In 1985, he was awarded a postgraduate diploma in Chinese from Ealing College.


He travels extensively teaching Tai Chi and has written four books on the subject.

Customer Reviews
4.8
13 reviews
13 reviews
  • TaijiChump

    A truthfully told and hilarious history along with a wonderful window on worlds mostly beyond my ken (so far as i can gather in any case). Dan's devilish sense of humour & the rich threads of irony in life's tapestry that he identifies & elucidates moved me to mirth more than once. That said, there are no holds barred in the poignancy & disclosure departments either and many ahead from those days might blush or cry if they were only alive to know. My one disappointment in this cracking candid ball of yarn from the glory days of 'what kung fu dat' was in reaching the end too soon and feeling that I'd only all too recently gotten started.

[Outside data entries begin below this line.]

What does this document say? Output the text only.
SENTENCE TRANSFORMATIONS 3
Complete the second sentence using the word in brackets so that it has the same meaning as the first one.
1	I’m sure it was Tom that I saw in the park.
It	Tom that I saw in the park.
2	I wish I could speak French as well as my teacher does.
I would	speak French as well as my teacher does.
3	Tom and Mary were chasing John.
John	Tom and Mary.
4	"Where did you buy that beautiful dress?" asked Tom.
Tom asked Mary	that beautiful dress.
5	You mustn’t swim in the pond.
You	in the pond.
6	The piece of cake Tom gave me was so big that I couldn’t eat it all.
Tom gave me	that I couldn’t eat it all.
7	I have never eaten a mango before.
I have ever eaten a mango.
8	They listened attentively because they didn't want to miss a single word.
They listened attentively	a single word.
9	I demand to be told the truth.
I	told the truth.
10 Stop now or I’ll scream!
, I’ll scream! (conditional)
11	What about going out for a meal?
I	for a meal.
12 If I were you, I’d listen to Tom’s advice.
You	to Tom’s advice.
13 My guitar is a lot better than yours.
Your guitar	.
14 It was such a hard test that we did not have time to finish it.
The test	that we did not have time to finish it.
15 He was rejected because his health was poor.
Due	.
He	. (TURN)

    Thanks a million, Dan for the incandescent insights into some of the major makings of the man. Here's to you, who's like you? none but the devil himself that I knew.

    "Old age hath yet his honour and his toil.
    Death closes all; but something ere the end,
    Some work of noble note may yet be done,
    Not unbecoming men that strove with gods.
    The lights begin to twinkle from the rocks;
    The long day wanes; the slow moon climbs; the deep
    Moans round with many voices. Come, my friends,
    'Tis not too late to seek a newer world.
    Push off, and sitting well in order smite
    The sounding furrows; for my purpose holds
    To sail beyond the sunset and the baths
    Of all the western stars, until I die.
    It may be that the gulfs will wash us down;
    It may be we shall touch the Happy Isles,
    And see the great Achilles, whom we knew.
    Though much is taken, much abides; and though
    We are not now that strength which in old days
    Moved earth and heaven, that which we are, we are,
    One equal temper of heroic hearts,
    Made weak by time and fate, but strong in will
    To strive, to seek, to find, and not to yield."

  • Mattias Nyrell

    Wild Colonial Boy - Tales of a Kung Fu Cop, is Dan Docherty's latest book. An autobiographical novel spanning the time from Dan's childhood in Glasgow through his time in the Royal Hong Kong Police, and training with Tai Chi Chuan Sifu Cheng Tin-Hung until his return to London in the mid-eighties. For all of Dan's many students, it is, of course, more or less irresistible, but I think it contains a lot of material of interest for everyone else too. The small chapters, each dealing with a separate topic, makes it easy to read and hard to put down.

  • N Walser

    Mr Docherty's telling of his adventures in Hong Kong rings with adventure and wit. The peculiarities of the Royal Hong Kong Police, the dealings and intrigues of both officers and citizens alike, are brought to vivid life by a narrator whose telegraphic style is by turns droll and colourful. I would recommend this book as a window into a time and place that hardly seems possible now, from the pen of a martial arts maverick who is sometimes errant, sometimes righteous, but never dull.

  • Tim Jones

    Not really a novel as described in the blurb but a very entertaining collection of anecdotes from an unusual life. They start in Dan’s formative years in Glasgow through his time in the Royal Hong Kong Police and finish when he started to teach taijiquan for a living in London. I am looking forward to the “Water Wars” and other tales in volume II.
    This book gives a real flavour of life in the second half of the C20 both in the UK, Hong Kong and as a Brit travelling abroad when Lonely Planet was in its infancy. Well worth a read even if you are not a student of Dan’s. I highly recommend it.

  • Juha Manninen

    Loved this book. Not so your basic novel, but more of collection of experiences.
    Written in dry and sarcastic way, which may put the reader a bit off balance from time to time.
    I have known Mr. Docherty for over 20 years, and have to say this book describes his character perfectly. Slaintè my friend!